Und auch das Holmenkollen Ski Museum, das ebenfalls schon auf einige Jahre seines Bestehens zurückblicken kann, hat sich zur Pilgerstätte entwickelt. 1923 gegründet, gilt es als ältestes Skimuseum der Welt – das nun um einen modernen Eingangsbereich erweitert wurde. Das Architekturbüro Snøhetta bekam anlässlich des 100-jährigen Jubiläums des altgedienten Museums den Auftrag, diesem ein neues Erscheinungsbild sowie mehr Sichtbarkeit zu verleihen.
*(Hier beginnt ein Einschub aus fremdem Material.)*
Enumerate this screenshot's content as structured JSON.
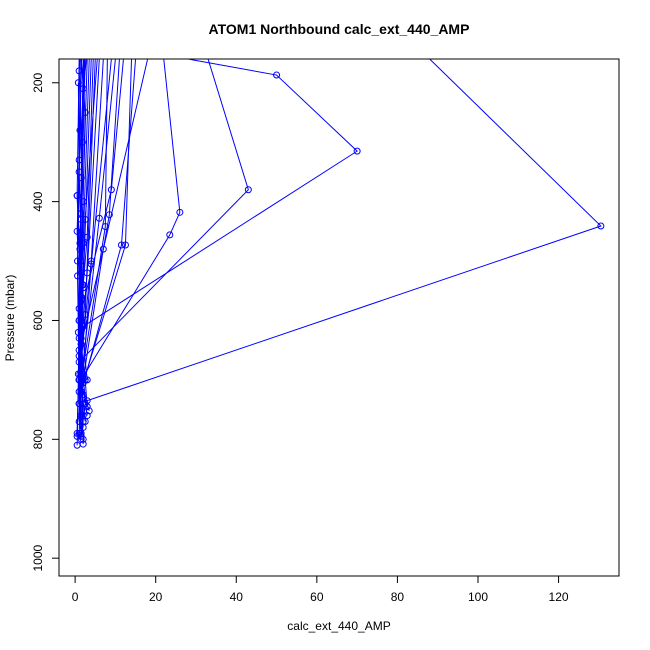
{
  "chart_data": {
    "type": "line",
    "title": "ATOM1 Northbound calc_ext_440_AMP",
    "xlabel": "calc_ext_440_AMP",
    "ylabel": "Pressure (mbar)",
    "xlim": [
      -4,
      135
    ],
    "ylim": [
      1030,
      160
    ],
    "y_inverted": true,
    "x_ticks": [
      0,
      20,
      40,
      60,
      80,
      100,
      120
    ],
    "y_ticks": [
      200,
      400,
      600,
      800,
      1000
    ],
    "grid": false,
    "legend": "none",
    "color": "#0000ff",
    "series": [
      {
        "x": [
          88,
          130.5,
          3,
          2,
          1.5
        ],
        "y": [
          160,
          441,
          735,
          760,
          790
        ]
      },
      {
        "x": [
          28,
          50,
          70,
          2,
          1.5
        ],
        "y": [
          160,
          187,
          315,
          610,
          700
        ]
      },
      {
        "x": [
          33,
          43,
          1,
          2
        ],
        "y": [
          160,
          380,
          670,
          705
        ]
      },
      {
        "x": [
          22,
          26,
          23.5,
          1.5,
          2
        ],
        "y": [
          160,
          418,
          456,
          700,
          725
        ]
      },
      {
        "x": [
          14,
          12.5,
          2,
          1
        ],
        "y": [
          160,
          473,
          705,
          740
        ]
      },
      {
        "x": [
          15,
          11.5,
          1.5
        ],
        "y": [
          160,
          473,
          720
        ]
      },
      {
        "x": [
          12,
          9,
          1,
          1.5
        ],
        "y": [
          160,
          380,
          600,
          630
        ]
      },
      {
        "x": [
          11,
          8.5,
          7,
          2,
          3
        ],
        "y": [
          160,
          422,
          480,
          700,
          760
        ]
      },
      {
        "x": [
          10,
          6,
          1.5,
          2
        ],
        "y": [
          160,
          428,
          700,
          770
        ]
      },
      {
        "x": [
          8,
          7.5,
          1.5
        ],
        "y": [
          160,
          442,
          700
        ]
      },
      {
        "x": [
          7,
          4,
          1,
          3.5
        ],
        "y": [
          160,
          500,
          700,
          752
        ]
      },
      {
        "x": [
          6,
          3,
          1.5,
          2.5,
          3
        ],
        "y": [
          160,
          520,
          640,
          700,
          745
        ]
      },
      {
        "x": [
          5,
          2.5,
          1,
          2
        ],
        "y": [
          160,
          590,
          700,
          800
        ]
      },
      {
        "x": [
          4,
          2,
          1.5,
          1
        ],
        "y": [
          160,
          545,
          700,
          790
        ]
      },
      {
        "x": [
          3.5,
          2,
          1,
          1.5,
          2.5
        ],
        "y": [
          160,
          470,
          600,
          700,
          770
        ]
      },
      {
        "x": [
          3,
          1.5,
          1,
          0.5
        ],
        "y": [
          160,
          500,
          650,
          790
        ]
      },
      {
        "x": [
          2.5,
          1.5,
          1,
          2
        ],
        "y": [
          160,
          430,
          580,
          808
        ]
      },
      {
        "x": [
          2,
          1.5,
          1
        ],
        "y": [
          160,
          360,
          700
        ]
      },
      {
        "x": [
          1.5,
          2.5,
          1.5,
          0.5
        ],
        "y": [
          160,
          250,
          520,
          810
        ]
      },
      {
        "x": [
          1.2,
          1,
          2,
          1.5,
          1
        ],
        "y": [
          160,
          180,
          400,
          600,
          770
        ]
      },
      {
        "x": [
          1,
          0.5,
          1.5,
          1
        ],
        "y": [
          160,
          390,
          560,
          740
        ]
      },
      {
        "x": [
          2.2,
          1.8,
          1.2,
          0.8
        ],
        "y": [
          160,
          300,
          470,
          690
        ]
      },
      {
        "x": [
          2.8,
          2,
          1.5,
          1,
          1.5
        ],
        "y": [
          160,
          210,
          420,
          630,
          795
        ]
      },
      {
        "x": [
          0.8,
          1,
          0.5,
          1.5,
          2
        ],
        "y": [
          200,
          330,
          450,
          600,
          780
        ]
      },
      {
        "x": [
          1.6,
          1.2,
          0.6,
          1,
          1.5
        ],
        "y": [
          160,
          280,
          525,
          700,
          800
        ]
      },
      {
        "x": [
          4.5,
          3,
          2,
          1.5
        ],
        "y": [
          160,
          460,
          540,
          720
        ]
      },
      {
        "x": [
          5.5,
          2.5,
          1.5,
          3
        ],
        "y": [
          160,
          430,
          600,
          700
        ]
      },
      {
        "x": [
          9,
          4,
          2,
          2.5
        ],
        "y": [
          160,
          505,
          690,
          740
        ]
      },
      {
        "x": [
          18,
          1.5,
          1
        ],
        "y": [
          160,
          640,
          720
        ]
      },
      {
        "x": [
          1.3,
          0.6,
          1,
          0.5
        ],
        "y": [
          160,
          500,
          660,
          795
        ]
      },
      {
        "x": [
          0.5,
          1.2,
          0.8,
          1.5
        ],
        "y": [
          390,
          480,
          620,
          760
        ]
      },
      {
        "x": [
          2.4,
          1,
          1.8,
          1.2
        ],
        "y": [
          160,
          350,
          540,
          690
        ]
      }
    ]
  }
}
Denn der jüngste Neubau der 60 Meter hohen Sprungschanze hatte das Gebäude an ihrem Fuß im wahrsten Sinne in den Schatten gestellt und zudem den Zugang erschwert. Nun sollte das Holmenkollen Ski Museum aus diesem Schatten wieder heraustreten.
Das Studio mit Hauptsitz im benachbarten Oslo entwarf dafür eine zaunähnliche Struktur aus insgesamt 1.207 Latten aus Kiefernholz. Mit einer Länge von zweieinhalb bis fünf Metern erinnern diese sowohl an traditionelle Skigard-Zäune als auch an alte, handgemachte Holz-Ski. In Wellenform errichtet, hebt und senkt sich der Zaun und sorgt dadurch für natürlichen Lichteinfall im Inneren. Und für bessere Sicht nach draußen. „Er schafft einen visuellen Filter zwischen Innen und Außen“, so Snøhetta.
Gemütliche Hütte
Vor dem Eingang öffnet sich die Verkleidung wie ein Vorhang und gibt den Blick auf die neu errichtete Erweiterung des Gebäudes frei: Eine Glaskonstruktion mit einem Tragwerk aus Brettschichtholz, das in bewusstem Kontrast zur Beton-, Stahl- und Steinoberfläche des bestehenden Museums und der Skisprungschanze steht. So wurde der neue Bereich um die Betonpfeiler der Schanze gebaut, die im Inneren auch zu sehen sind.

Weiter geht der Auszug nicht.